She was particular in all small proprieties, and if she loved you, any solecism of yours would give her pain. She was pretty; very pretty, I think, but then the prevailing expression of goodness so obscured it, that only a rare excitement called attention to her physical loveliness.
Of course an heiress in a small way, and good and pretty, had lovers, and, as is always the ease with these shy girls, she had picked up a betrothed where bolder beauties were in vain.

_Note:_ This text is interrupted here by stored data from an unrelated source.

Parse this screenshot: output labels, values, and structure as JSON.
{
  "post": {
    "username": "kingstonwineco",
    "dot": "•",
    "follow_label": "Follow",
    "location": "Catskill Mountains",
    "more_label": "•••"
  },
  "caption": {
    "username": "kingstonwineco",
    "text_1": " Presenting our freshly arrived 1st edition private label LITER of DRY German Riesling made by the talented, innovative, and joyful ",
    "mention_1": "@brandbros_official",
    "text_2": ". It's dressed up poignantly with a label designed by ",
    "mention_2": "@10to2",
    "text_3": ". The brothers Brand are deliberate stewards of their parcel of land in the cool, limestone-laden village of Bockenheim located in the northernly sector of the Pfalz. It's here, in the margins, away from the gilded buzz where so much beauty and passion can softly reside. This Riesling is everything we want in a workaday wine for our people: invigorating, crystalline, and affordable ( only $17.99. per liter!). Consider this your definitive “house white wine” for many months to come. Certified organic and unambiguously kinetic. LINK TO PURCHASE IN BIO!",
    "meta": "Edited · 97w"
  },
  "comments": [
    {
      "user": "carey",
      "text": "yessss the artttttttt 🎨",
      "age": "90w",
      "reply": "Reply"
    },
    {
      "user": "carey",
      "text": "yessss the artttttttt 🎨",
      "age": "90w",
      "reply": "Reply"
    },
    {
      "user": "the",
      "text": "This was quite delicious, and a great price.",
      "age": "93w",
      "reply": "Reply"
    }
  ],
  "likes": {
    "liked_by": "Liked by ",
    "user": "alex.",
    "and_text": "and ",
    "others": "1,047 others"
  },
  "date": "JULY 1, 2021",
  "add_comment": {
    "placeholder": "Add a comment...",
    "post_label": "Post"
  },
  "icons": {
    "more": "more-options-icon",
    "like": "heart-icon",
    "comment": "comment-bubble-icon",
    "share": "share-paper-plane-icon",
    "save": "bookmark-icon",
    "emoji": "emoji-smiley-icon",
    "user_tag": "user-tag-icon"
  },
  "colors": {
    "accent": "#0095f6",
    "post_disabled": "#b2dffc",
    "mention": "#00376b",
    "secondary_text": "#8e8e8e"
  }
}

This was George Earley Groth, generally known as Earl Groth, eldest son of Fungus Groth, Esq., of that ilk. The young fellow was one of those astonishingly beautiful men seen occasionally. He had the flossiest curls, the blackest moustache, and the most surprisingly genteel presence, and looked indeed like a Prince Camaralzaman. Yet I am ashamed to say he was only bagman for the agricultural implement makers, Plowstock & Harrow. It is more elegant to say commercial traveler, and we will always do that in preference to bagman or drummer, just for Katy’s sake. As to his character, I can only say he drew the longest bow of any young man I ever met. You would think, on his return from a Southern tour, that he could have been governor of half the States he visited, and that all great military, legal, and editorial lights took counsel from him. Half of this, that about the governorships, might be true, and when you saw the confiding simplicity of the little woman who listened to these marvelous tales, I am sure you would not say one word to shake her faith in all of it.
Well, after the sale of the home place, — and what a wretched experience that is! — there began to be some talk of an approaching ceremony. Naturally, the two women made a temporary sojourn with the elder Groth, in whose family Katy was “the dearest thing, you know, and quite, quite rich, you know.” She was to see her agent about selling that warehouse, and then put all the money in Earl’s hands, with a little kiss, perhaps, and a speech, saying, “It is all, all yours; only be good to mamma, that’s a dear.” Of course he would, and buy a partnership in Plowstock & Harrow and settle down, neglectful of all those vast military, financial, political, and legal interests submitted and deferred to his sage advice.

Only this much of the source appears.